Geen verandering zonder weerstand en tegenslagen. Dat blijkt deze week wel.
Deze week hebben mijn leerlingen een afsluitende toets gemaakt. Althans dat was de bedoeling: ik wou graag nog één keer bevestigd zien wat ik dacht al te weten. Maar ook deze toets is een dikke formatieve toets worden geworden. Als ik de resultaten voor mezelf omzet naar cijfers (wat dus niet de bedoeling is, maar wat mij wel een check geeft) dan is het gemiddelde een 6,0 met 7 onvoldoendes die ook echt diepe onvoldoendes zijn. Twee daarvan verrassen mij heel erg.

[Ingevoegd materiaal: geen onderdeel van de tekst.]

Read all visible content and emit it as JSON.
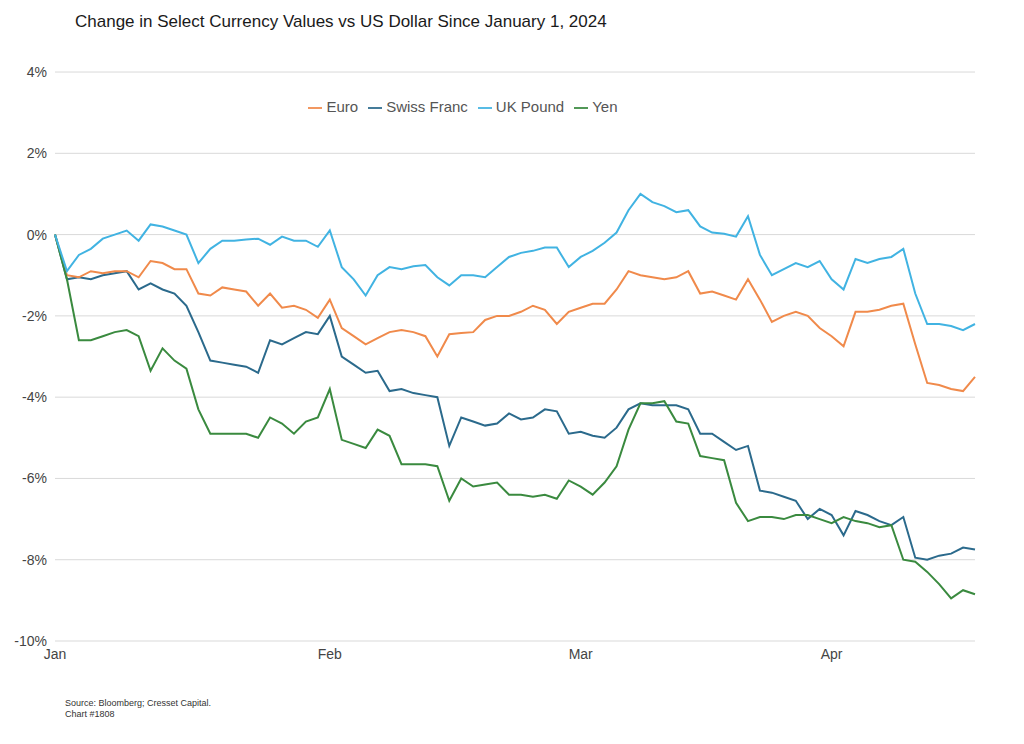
{
  "chart_data": {
    "type": "line",
    "title": "Change in Select Currency Values vs US Dollar Since January 1, 2024",
    "source": "Source: Bloomberg; Cresset Capital.",
    "chart_number": "Chart #1808",
    "categories": [
      "Jan",
      null,
      null,
      null,
      null,
      null,
      null,
      null,
      null,
      null,
      null,
      null,
      null,
      null,
      null,
      null,
      null,
      null,
      null,
      null,
      null,
      null,
      null,
      "Feb",
      null,
      null,
      null,
      null,
      null,
      null,
      null,
      null,
      null,
      null,
      null,
      null,
      null,
      null,
      null,
      null,
      null,
      null,
      null,
      null,
      "Mar",
      null,
      null,
      null,
      null,
      null,
      null,
      null,
      null,
      null,
      null,
      null,
      null,
      null,
      null,
      null,
      null,
      null,
      null,
      null,
      null,
      "Apr",
      null,
      null,
      null,
      null,
      null,
      null,
      null,
      null,
      null,
      null,
      null,
      null
    ],
    "series": [
      {
        "name": "Swiss Franc",
        "color": "#2b6a8c",
        "values": [
          0,
          -1.1,
          -1.05,
          -1.1,
          -1.0,
          -0.95,
          -0.9,
          -1.35,
          -1.2,
          -1.35,
          -1.45,
          -1.75,
          -2.4,
          -3.1,
          -3.15,
          -3.2,
          -3.25,
          -3.4,
          -2.6,
          -2.7,
          -2.55,
          -2.4,
          -2.45,
          -2.0,
          -3.0,
          -3.2,
          -3.4,
          -3.35,
          -3.85,
          -3.8,
          -3.9,
          -3.95,
          -4.0,
          -5.2,
          -4.5,
          -4.6,
          -4.7,
          -4.65,
          -4.4,
          -4.55,
          -4.5,
          -4.3,
          -4.35,
          -4.9,
          -4.85,
          -4.95,
          -5.0,
          -4.75,
          -4.3,
          -4.15,
          -4.2,
          -4.2,
          -4.2,
          -4.3,
          -4.9,
          -4.9,
          -5.1,
          -5.3,
          -5.2,
          -6.3,
          -6.35,
          -6.45,
          -6.55,
          -7.0,
          -6.75,
          -6.9,
          -7.4,
          -6.8,
          -6.9,
          -7.05,
          -7.15,
          -6.95,
          -7.95,
          -8.0,
          -7.9,
          -7.85,
          -7.7,
          -7.75
        ]
      },
      {
        "name": "Euro",
        "color": "#f08a4b",
        "values": [
          0,
          -1.0,
          -1.05,
          -0.9,
          -0.95,
          -0.9,
          -0.9,
          -1.05,
          -0.65,
          -0.7,
          -0.85,
          -0.85,
          -1.45,
          -1.5,
          -1.3,
          -1.35,
          -1.4,
          -1.75,
          -1.45,
          -1.8,
          -1.75,
          -1.85,
          -2.05,
          -1.6,
          -2.3,
          -2.5,
          -2.7,
          -2.55,
          -2.4,
          -2.35,
          -2.4,
          -2.5,
          -3.0,
          -2.45,
          -2.42,
          -2.4,
          -2.1,
          -2.0,
          -2.0,
          -1.9,
          -1.75,
          -1.85,
          -2.2,
          -1.9,
          -1.8,
          -1.7,
          -1.7,
          -1.35,
          -0.9,
          -1.0,
          -1.05,
          -1.1,
          -1.05,
          -0.9,
          -1.45,
          -1.4,
          -1.5,
          -1.6,
          -1.1,
          -1.6,
          -2.15,
          -2.0,
          -1.9,
          -2.0,
          -2.3,
          -2.5,
          -2.75,
          -1.9,
          -1.9,
          -1.85,
          -1.75,
          -1.7,
          -2.7,
          -3.65,
          -3.7,
          -3.8,
          -3.85,
          -3.5
        ]
      },
      {
        "name": "Yen",
        "color": "#3a8a3f",
        "values": [
          0,
          -1.1,
          -2.6,
          -2.6,
          -2.5,
          -2.4,
          -2.35,
          -2.5,
          -3.35,
          -2.8,
          -3.1,
          -3.3,
          -4.3,
          -4.9,
          -4.9,
          -4.9,
          -4.9,
          -5.0,
          -4.5,
          -4.65,
          -4.9,
          -4.6,
          -4.5,
          -3.8,
          -5.05,
          -5.15,
          -5.25,
          -4.8,
          -4.95,
          -5.65,
          -5.65,
          -5.65,
          -5.7,
          -6.55,
          -6.0,
          -6.2,
          -6.15,
          -6.1,
          -6.4,
          -6.4,
          -6.45,
          -6.4,
          -6.5,
          -6.05,
          -6.2,
          -6.4,
          -6.1,
          -5.7,
          -4.8,
          -4.15,
          -4.15,
          -4.1,
          -4.6,
          -4.65,
          -5.45,
          -5.5,
          -5.55,
          -6.6,
          -7.05,
          -6.95,
          -6.95,
          -7.0,
          -6.9,
          -6.9,
          -7.0,
          -7.1,
          -6.95,
          -7.05,
          -7.1,
          -7.2,
          -7.15,
          -8.0,
          -8.05,
          -8.3,
          -8.6,
          -8.95,
          -8.75,
          -8.85
        ]
      },
      {
        "name": "UK Pound",
        "color": "#41b3e2",
        "values": [
          0,
          -0.9,
          -0.5,
          -0.35,
          -0.1,
          0.0,
          0.1,
          -0.15,
          0.25,
          0.2,
          0.1,
          0.0,
          -0.7,
          -0.35,
          -0.15,
          -0.15,
          -0.12,
          -0.1,
          -0.25,
          -0.05,
          -0.15,
          -0.15,
          -0.3,
          0.1,
          -0.8,
          -1.1,
          -1.5,
          -1.0,
          -0.8,
          -0.85,
          -0.78,
          -0.75,
          -1.05,
          -1.25,
          -1.0,
          -1.0,
          -1.05,
          -0.8,
          -0.55,
          -0.45,
          -0.4,
          -0.32,
          -0.32,
          -0.8,
          -0.55,
          -0.4,
          -0.2,
          0.05,
          0.6,
          1.0,
          0.8,
          0.7,
          0.55,
          0.6,
          0.2,
          0.05,
          0.02,
          -0.05,
          0.45,
          -0.5,
          -1.0,
          -0.85,
          -0.7,
          -0.8,
          -0.65,
          -1.1,
          -1.35,
          -0.6,
          -0.7,
          -0.6,
          -0.55,
          -0.35,
          -1.45,
          -2.2,
          -2.2,
          -2.25,
          -2.35,
          -2.2
        ]
      }
    ],
    "ylim": [
      -10,
      4
    ],
    "yticks": [
      {
        "value": -10,
        "label": "-10%"
      },
      {
        "value": -8,
        "label": "-8%"
      },
      {
        "value": -6,
        "label": "-6%"
      },
      {
        "value": -4,
        "label": "-4%"
      },
      {
        "value": -2,
        "label": "-2%"
      },
      {
        "value": 0,
        "label": "0%"
      },
      {
        "value": 2,
        "label": "2%"
      },
      {
        "value": 4,
        "label": "4%"
      }
    ],
    "grid": true,
    "legend": "top"
  }
}
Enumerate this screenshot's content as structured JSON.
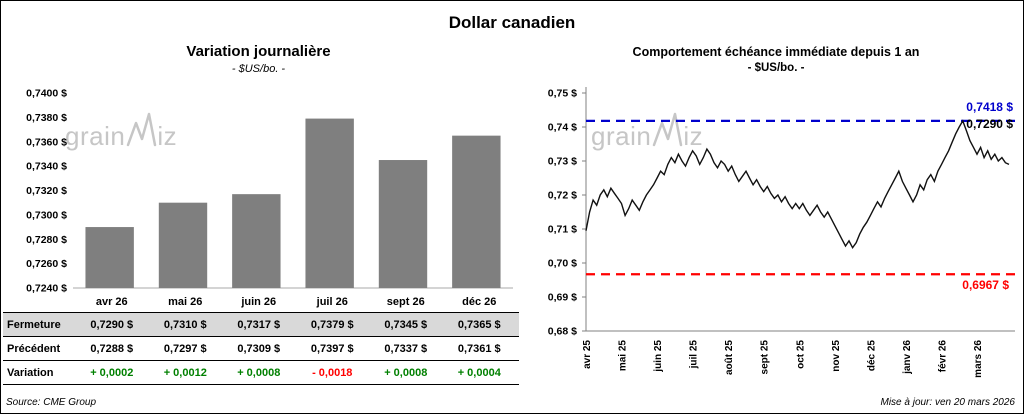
{
  "title": "Dollar canadien",
  "source": "Source: CME Group",
  "updated": "Mise à jour: ven 20 mars 2026",
  "watermark": {
    "text_before_w": "grain",
    "text_after_w": "iz",
    "full_text": "grainwiz"
  },
  "left_chart": {
    "title": "Variation journalière",
    "subtitle": "- $US/bo. -"
  },
  "right_chart": {
    "title": "Comportement échéance immédiate depuis 1 an",
    "subtitle": "- $US/bo. -"
  },
  "table": {
    "categories": [
      "avr 26",
      "mai 26",
      "juin 26",
      "juil 26",
      "sept 26",
      "déc 26"
    ],
    "rows": [
      {
        "label": "Fermeture",
        "style": "close",
        "values": [
          "0,7290 $",
          "0,7310 $",
          "0,7317 $",
          "0,7379 $",
          "0,7345 $",
          "0,7365 $"
        ]
      },
      {
        "label": "Précédent",
        "style": "previous",
        "values": [
          "0,7288 $",
          "0,7297 $",
          "0,7309 $",
          "0,7397 $",
          "0,7337 $",
          "0,7361 $"
        ]
      },
      {
        "label": "Variation",
        "style": "variation",
        "values": [
          "+ 0,0002",
          "+ 0,0012",
          "+ 0,0008",
          "- 0,0018",
          "+ 0,0008",
          "+ 0,0004"
        ]
      }
    ]
  },
  "chart_data": [
    {
      "type": "bar",
      "title": "Variation journalière",
      "subtitle": "- $US/bo. -",
      "categories": [
        "avr 26",
        "mai 26",
        "juin 26",
        "juil 26",
        "sept 26",
        "déc 26"
      ],
      "values": [
        0.729,
        0.731,
        0.7317,
        0.7379,
        0.7345,
        0.7365
      ],
      "ylim": [
        0.724,
        0.74
      ],
      "ytick_step": 0.002,
      "ytick_labels": [
        "0,7240 $",
        "0,7260 $",
        "0,7280 $",
        "0,7300 $",
        "0,7320 $",
        "0,7340 $",
        "0,7360 $",
        "0,7380 $",
        "0,7400 $"
      ],
      "bar_color": "#7f7f7f",
      "grid": false,
      "legend": false
    },
    {
      "type": "line",
      "title": "Comportement échéance immédiate depuis 1 an",
      "subtitle": "- $US/bo. -",
      "x_labels": [
        "avr 25",
        "mai 25",
        "juin 25",
        "juil 25",
        "août 25",
        "sept 25",
        "oct 25",
        "nov 25",
        "déc 25",
        "janv 26",
        "févr 26",
        "mars 26"
      ],
      "points_per_month": 10,
      "values": [
        0.7095,
        0.715,
        0.7185,
        0.717,
        0.72,
        0.7215,
        0.7195,
        0.722,
        0.7205,
        0.719,
        0.7175,
        0.714,
        0.716,
        0.7185,
        0.717,
        0.7155,
        0.718,
        0.72,
        0.7215,
        0.723,
        0.725,
        0.727,
        0.726,
        0.729,
        0.731,
        0.7295,
        0.732,
        0.73,
        0.7285,
        0.731,
        0.733,
        0.7315,
        0.729,
        0.731,
        0.7335,
        0.732,
        0.7295,
        0.728,
        0.73,
        0.729,
        0.727,
        0.7285,
        0.726,
        0.724,
        0.7255,
        0.727,
        0.725,
        0.723,
        0.7245,
        0.7225,
        0.721,
        0.7225,
        0.7205,
        0.719,
        0.72,
        0.718,
        0.7195,
        0.7175,
        0.716,
        0.7175,
        0.716,
        0.7175,
        0.7155,
        0.714,
        0.7155,
        0.717,
        0.715,
        0.7135,
        0.715,
        0.713,
        0.711,
        0.709,
        0.707,
        0.705,
        0.7065,
        0.7045,
        0.706,
        0.7085,
        0.7105,
        0.712,
        0.714,
        0.716,
        0.718,
        0.7165,
        0.719,
        0.721,
        0.723,
        0.725,
        0.727,
        0.724,
        0.722,
        0.72,
        0.718,
        0.72,
        0.723,
        0.7215,
        0.7245,
        0.726,
        0.724,
        0.727,
        0.729,
        0.731,
        0.733,
        0.7355,
        0.738,
        0.74,
        0.7418,
        0.739,
        0.736,
        0.734,
        0.732,
        0.734,
        0.731,
        0.733,
        0.7305,
        0.732,
        0.73,
        0.731,
        0.7295,
        0.729
      ],
      "ylim": [
        0.68,
        0.75
      ],
      "ytick_step": 0.01,
      "ytick_labels": [
        "0,68 $",
        "0,69 $",
        "0,70 $",
        "0,71 $",
        "0,72 $",
        "0,73 $",
        "0,74 $",
        "0,75 $"
      ],
      "line_color": "#111111",
      "grid": false,
      "legend": false,
      "annotations": [
        {
          "value": 0.7418,
          "label": "0,7418 $",
          "color": "#0000cc",
          "style": "dashed"
        },
        {
          "value": 0.6967,
          "label": "0,6967 $",
          "color": "#ff0000",
          "style": "dashed"
        }
      ],
      "last_label": {
        "value": 0.729,
        "label": "0,7290 $",
        "color": "#000000"
      }
    }
  ]
}
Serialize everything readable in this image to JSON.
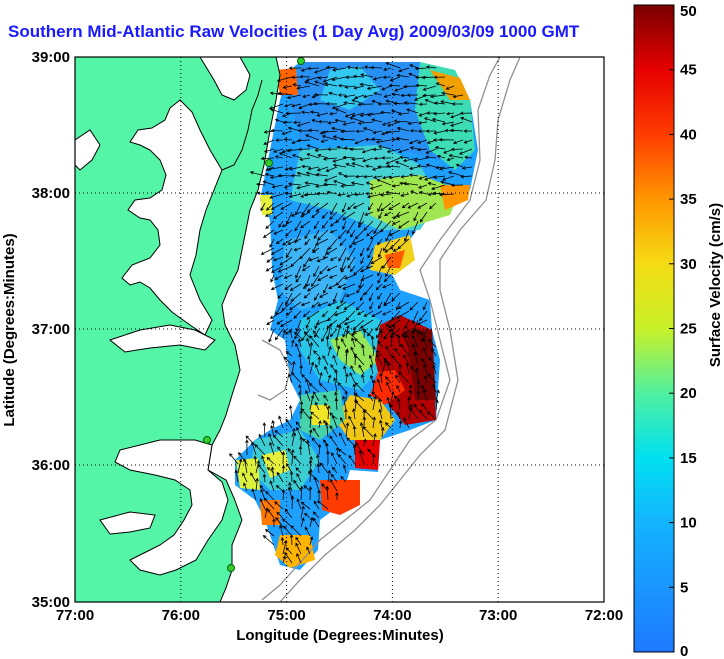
{
  "title": "Southern Mid-Atlantic Raw Velocities (1 Day Avg) 2009/03/09 1000 GMT",
  "axes": {
    "xlabel": "Longitude (Degrees:Minutes)",
    "ylabel": "Latitude (Degrees:Minutes)",
    "x_ticks": [
      "77:00",
      "76:00",
      "75:00",
      "74:00",
      "73:00",
      "72:00"
    ],
    "y_ticks": [
      "39:00",
      "38:00",
      "37:00",
      "36:00",
      "35:00"
    ],
    "grid": true
  },
  "colorbar": {
    "label": "Surface Velocity (cm/s)",
    "ticks": [
      "50",
      "45",
      "40",
      "35",
      "30",
      "25",
      "20",
      "15",
      "10",
      "5",
      "0"
    ],
    "range": [
      0,
      50
    ],
    "colors": [
      "#1e78ff",
      "#00d2ff",
      "#50f0a0",
      "#f0f014",
      "#ff8200",
      "#ff1400",
      "#7a0000"
    ]
  },
  "colors": {
    "land": "#55f5a8",
    "ocean": "#ffffff",
    "title": "#1a1aff",
    "station": "#33cc33",
    "arrow": "#000000"
  },
  "chart_data": {
    "type": "heatmap",
    "xlim": [
      -77,
      -72
    ],
    "ylim": [
      35,
      39
    ]
  }
}
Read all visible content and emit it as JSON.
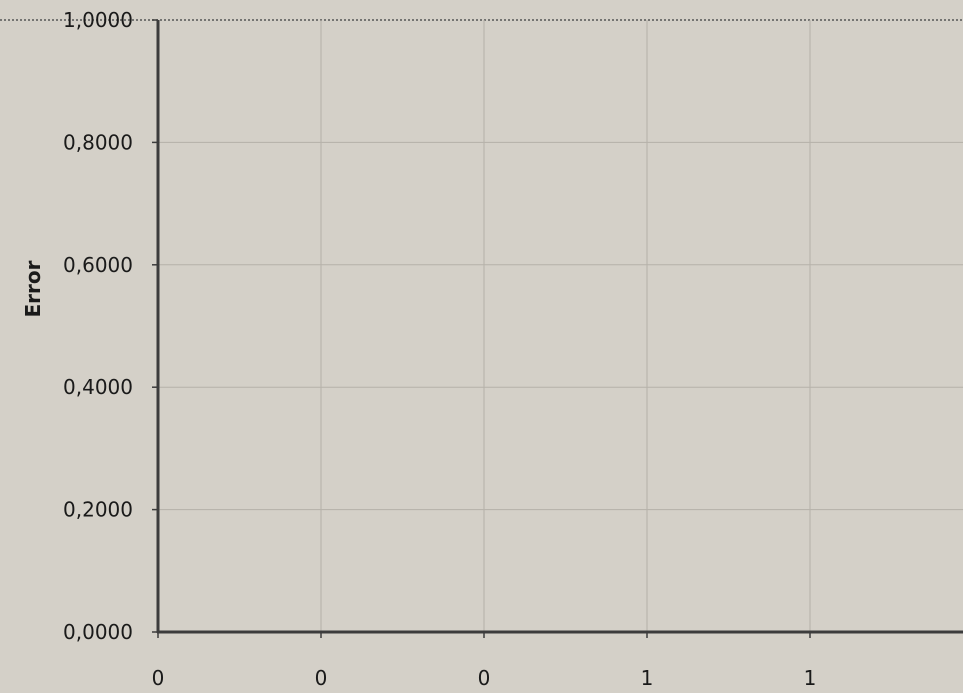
{
  "chart_data": {
    "type": "line",
    "title": "",
    "xlabel": "",
    "ylabel": "Error",
    "ylim": [
      0,
      1
    ],
    "y_ticks": [
      "0,0000",
      "0,2000",
      "0,4000",
      "0,6000",
      "0,8000",
      "1,0000"
    ],
    "x_ticks": [
      "0",
      "0",
      "0",
      "1",
      "1"
    ],
    "series": [],
    "grid": true,
    "legend": "none",
    "colors": {
      "background": "#d4d0c8",
      "grid": "#b5b1a9",
      "axis": "#3c3c3c",
      "text": "#1a1a1a"
    }
  }
}
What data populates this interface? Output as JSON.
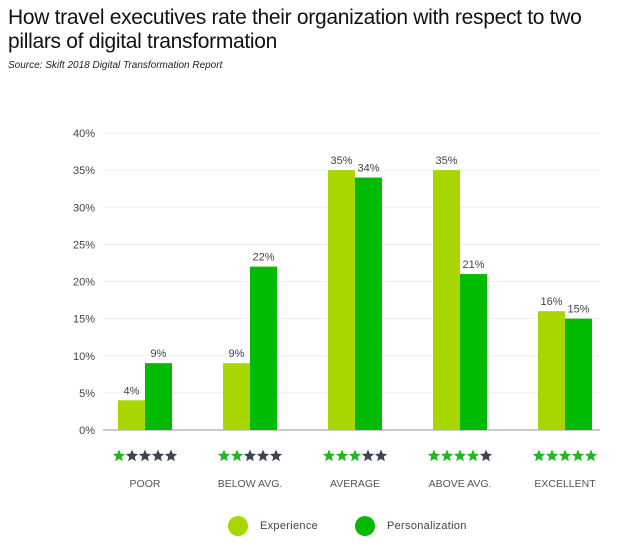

Wat is er gebeurd? In de afgelopen weken heb ik leerlingen regelmatig een formatieve toets gegeven. Zowel op papier als digitaal. Aan het begin was dat een papieren versie. We starten de week met een check over de stof van de vorige week. Die toetsen keken ze van elkaar na, schreven leerpunten op en die heb ik daarna ook nog voorzien van feedback. Op basis van hun resultaten ben ik hun vaardigheden gaan bijhouden. De laatste week startte met een digitale toets. Iets omvangrijker en over iets meer vaardigheden. Op die toets heb ik online feedback gegeven en een groot deel heeft die feedback gebruikt voor een verbetering van de vaardigheid. Een deel ook niet, constateer ik (te laat). De online tool (GoFormative) maakt het mij niet heel makkelijk om te zien of en hoe de feedback verwerkt is. Het wordt dus tijdrovend om alle antwoorden na te lopen en die tijd is er niet altijd. GoFormative heb ik feedback gegeven hierop, en zij geven aan dat ze er mee bezig zijn om het voor de docent inzichtelijker te maken waar feedback verwerkt is.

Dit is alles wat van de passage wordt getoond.